Today in Politics: One day to go for Maharashtra and Jharkhand campaign to end
We have a day to go for Maharashtra and Jharkhand campaigns to end, with polling scheduled for Wednesday.
And the last stretch of campaigning is in full swing.
Union Home Minister Amit Shah will be in Gadchiroli, Katol, and Wardha seats of Maharashtra.
Meanwhile, BJP president will be in Jharkhand’s Sindri, Nala and Gomia seats.
In context of poll discourse: “Batenge toh katenge”, or the more positive-sounding “Ek hain toh safe hain”, is part of the BJP’s poll lexicon this Maharashtra campaign. The party has included the promise of an anti-conversion law in its manifesto, despite ally NCP’s unease over a Hindutva agenda, and is telling farmers that under the Congress, their land could be taken over by the waqf board.
Other party leaders have drawn a line linking the Congress to the Razakars of the pre-Independence Hyderabad State.
This ramping up of the BJP’s Hindutva narrative comes on the back of a long couple of months in Maharashtra when an organisation called the Sakal Hindu Samaj, with the backing of senior BJP leaders, held “anti-love jihad” rallies across the state. Closer to elections, top state BJP leaders including Fadnavis added “vote jihad” to the poll narrative, in an undisguised attack on minority voting patterns.

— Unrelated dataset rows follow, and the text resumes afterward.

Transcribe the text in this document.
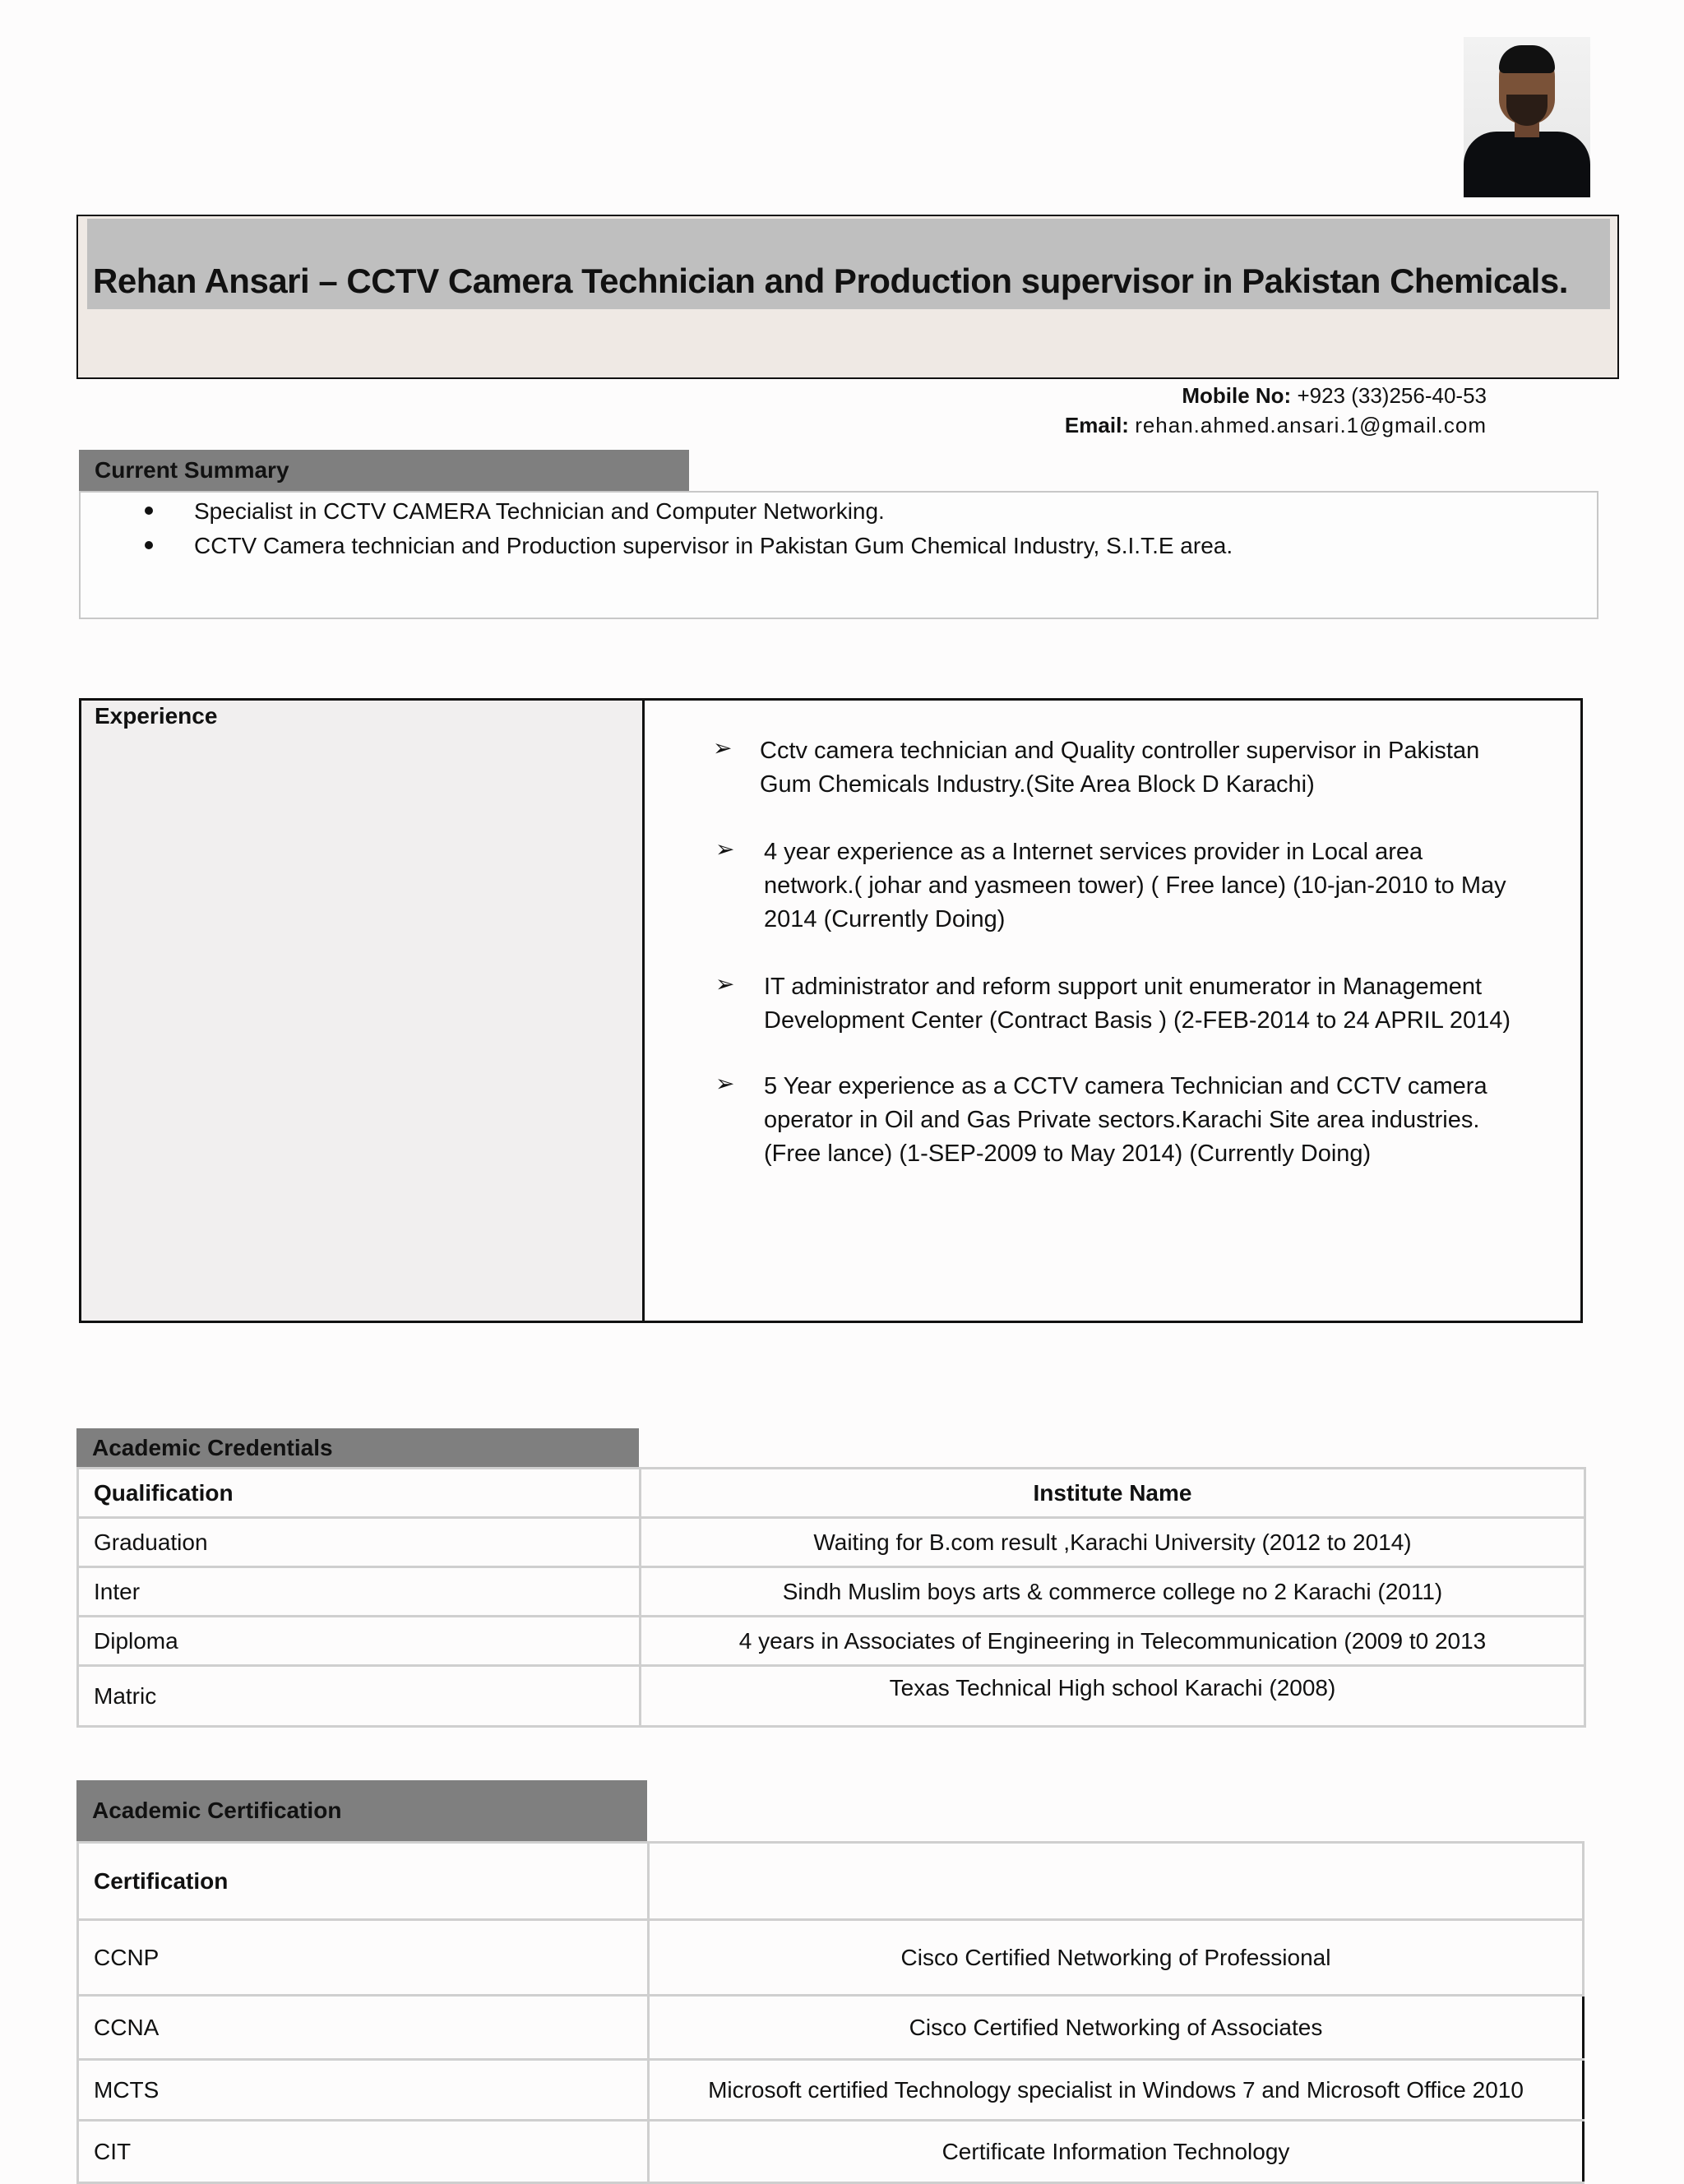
Rehan Ansari – CCTV Camera Technician and Production supervisor in Pakistan Chemicals.
Mobile No: +923 (33)256-40-53
Email: rehan.ahmed.ansari.1@gmail.com
Current Summary
Specialist in CCTV CAMERA Technician and Computer Networking.
CCTV Camera technician and Production supervisor in Pakistan Gum Chemical Industry, S.I.T.E area.
Experience
➢ Cctv camera technician and Quality controller supervisor in Pakistan
Gum Chemicals Industry.(Site Area Block D Karachi)
➢ 4 year experience as a Internet services provider in Local area
network.( johar and yasmeen tower) ( Free lance) (10-jan-2010 to May
2014 (Currently Doing)
➢ IT administrator and reform support unit enumerator in Management
Development Center (Contract Basis ) (2-FEB-2014 to 24 APRIL 2014)
➢ 5 Year experience as a CCTV camera Technician and CCTV camera
operator in Oil and Gas Private sectors.Karachi Site area industries.
(Free lance) (1-SEP-2009 to May 2014) (Currently Doing)
Academic Credentials
Qualification	Institute Name
Graduation	Waiting for B.com result ,Karachi University (2012 to 2014)
Inter	Sindh Muslim boys arts & commerce college no 2 Karachi (2011)
Diploma	4 years in Associates of Engineering in Telecommunication (2009 t0 2013
Matric	Texas Technical High school Karachi (2008)
Academic Certification
Certification	
CCNP	Cisco Certified Networking of Professional
CCNA	Cisco Certified Networking of Associates
MCTS	Microsoft certified Technology specialist in Windows 7 and Microsoft Office 2010
CIT	Certificate Information Technology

Wary of a Maratha-Muslim consolidation behind the Maha Vikas Aghadi, apprehensive of farm distress hitting it in rural areas which make up more than half the state’s constituencies, and seeking to check the Opposition’s caste census gambit aimed at backward groups, the BJP has fallen back on Hindutva issues to consolidate the Hindu vote.
The other incentive to go harder on Hindutva issues was the Lok Sabha results, with the BJP winning just nine seats, a sharp drop from 23 in 2019.
Following realisation that attempts to tackle caste and farmer issues by the party were not having the required success. A senior BJP functionary, requesting anonymity, admitted: “We had been confident that the course correction undertaken by extending welfare schemes to the agriculture sector would dilute farmer anger over low kharif crop prices. We never anticipated anger of such scale.”
What’s happening in Jharkhand: In the 2019 Assembly polls, the JMM-Congress-RJD alliance won 47 seats in the 81-member House, while the BJP won 25 seats.
Hemant Soren went on to become the CM. But a lot has changed since. In February this year, before his arrest in a money laundering case, Soren resigned as the CM to make way for then JMM leader Champai Soren.
Soren came out from prison on bail in July, but Champai did not give in easily. After some hiccups — which included allegations that he was “humiliated” by the party — Champai reluctantly stepped down as the CM. He subsequently went on to join the BJP.
In the recent Lok Sabha polls, the BJP lost all of the five Schedule Tribe (ST)-reserved seats, ostensibly due to the damage caused due to Soren’s arrest. As the CM is a strong tribal face with a significant mass support on the ground —- the JMM-Congress combine won 26 of the 28 ST-reserved Assembly seats in 2019 — his arrest and its legality would be a key campaign point for the INDIA bloc. Whether that again evokes tribal sentiments remains to be seen.
The BJP on Friday announced a 12-member manifesto committee headed by South Delhi MP Ramvir Singh Bidhuri to spell out its poll promises and vision for Delhi ahead of the assembly polls due in February next year.